A musical whodunnit, penned by John Kander and Fred Ebb, the redoubtable team behind Cabaret and Chicago, and starring the likeable comedian Jason Manford who has come a long way from collecting glasses at Manchester’s Buzz comedy and music club, Curtains has, on the face of it, got a lot going for it.
But the quizzical, disappointed faces seen everywhere on opening night told a different story. Not many people were quite able to understand why the evening felt so flat, despite a show with a perfectly good premise, some decent songs (especially the irreverent ones), a few cracking jokes and, in various cases, more than respectable performances. Yet it still felt like a disjointed mess, unable to find a convincing, entertaining tone.
Perhaps there was a clue to be found in the programme where three pages are devoted to the Kander and Ebb partnership (fair enough), three pages examining the appeal of the whodunnit (well, okay) and even a whole page spent on Manford’s biog. And yet there was a perfunctory 26-word paragraph devoted to the show itself, grudgingly disclosing only that it was originally staged in Los Angeles in 2006 and transferred to Broadway the next year. If you’re interested, although its Broadway run was brief, it was respectable enough to win a Tony for its leading man David Hyde-Pierce (yes, Frasier’s brother Niles). However, it’s been rarely performed since. I’m no sleuth but a little bit of digging might throw some light on the mystery of why the show felt so indecisive and confounding.
It’s based on an original book and concept of the same name by Peter Stone (barely acknowledged in that pesky programme, but perhaps best known as a screenwriter for the mid-60s likes of Charade). When Stone died in April 2003, the book was left unfinished, and Rupert Holmes (yes, the Northwich-born perpetrator of the sublimely ridiculous hit Escape, much better known as The Piña Colada Song) was hired to rewrite it. Ebb also died before the musical was completed. So many hands don’t often make a show work but that’s almost a musical plot in itself, isn’t it? It’s certainly no worse than the set-up here, which is a broad send-up of backstage murder mystery plots, a bit like a Charles Paris radio recording but with songs and lots of nearly criminal mugging.

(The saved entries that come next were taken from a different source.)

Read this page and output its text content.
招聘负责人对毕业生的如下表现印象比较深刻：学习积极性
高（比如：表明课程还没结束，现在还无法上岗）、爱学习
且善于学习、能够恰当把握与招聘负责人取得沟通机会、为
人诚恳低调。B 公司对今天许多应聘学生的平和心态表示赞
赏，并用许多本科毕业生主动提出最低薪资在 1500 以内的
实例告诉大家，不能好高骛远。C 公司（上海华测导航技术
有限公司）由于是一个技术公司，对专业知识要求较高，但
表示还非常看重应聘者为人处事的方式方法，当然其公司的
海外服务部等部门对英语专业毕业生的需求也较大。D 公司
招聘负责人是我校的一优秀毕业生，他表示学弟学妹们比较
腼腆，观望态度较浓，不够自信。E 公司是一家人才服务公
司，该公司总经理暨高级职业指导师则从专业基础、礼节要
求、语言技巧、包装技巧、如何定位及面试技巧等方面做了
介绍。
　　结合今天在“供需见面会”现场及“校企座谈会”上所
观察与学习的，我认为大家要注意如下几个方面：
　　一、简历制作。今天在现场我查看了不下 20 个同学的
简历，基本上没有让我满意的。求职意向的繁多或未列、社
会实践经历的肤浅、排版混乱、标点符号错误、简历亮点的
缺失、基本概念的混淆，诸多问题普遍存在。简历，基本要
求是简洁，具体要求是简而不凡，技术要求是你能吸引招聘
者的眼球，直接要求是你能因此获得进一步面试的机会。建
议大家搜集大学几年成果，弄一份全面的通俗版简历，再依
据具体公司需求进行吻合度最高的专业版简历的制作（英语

Set in 1959 Boston, it follows the fallout after Jessica Cranshaw, the supremely untalented star of Robbin’ Hood of the Old West (a show that looks very much like Oklahoma) is murdered during her opening night curtain call, before the show itself is slaughtered by theatre critics (dang them all). Enter, to the strains of a splendidly scurrilous tune called The Woman’s Dead, Police Lieutenant Frank Cioffi (Jason Manford) to solve the case, and maybe even find love before the show reopens, without getting killed himself. Not incidentally, Cioffi also dreams of being in musical theatre which is a bit of luck, as he finds himself mixing with a whole theatre full of deliberately clichéd theatrical characters. Getting the lion’s share of the good gags are the loud-mouthed, quiptastic producer Carmen Bernstein (Rebecca Lock), and the waspish and long-suffering (if you take his word for it) director Christopher Belling (Samuel Holmes). There’s also the squabbling, once-married show writers Georgia Hendricks (Carley Stenson) and Aaron Fox (TV and radio reporter Ore Oduba, who may have impressed the judges and audiences on Strictly Come Dancing but is woefully out of his depth here), as well as the pushy ingénue who styles herself ‘Bambi Bernet’ (Emma Caffrey). She turns out, of course, to have secrets of her own but so do practically all the cast, with the possible exception of nice girl Niki Harris (Leah West). Conveniently – or is it? – Cioffi falls for her on the spot – a romance that’s as much of a damp squib as the bulk of this frustrating show.
There’s enough talent on display and, in the midst of all the theatrical carryings-on, a convincingly entertaining and properly balanced show seems to lurk in the wings. Unfortunately, it never gets its cue.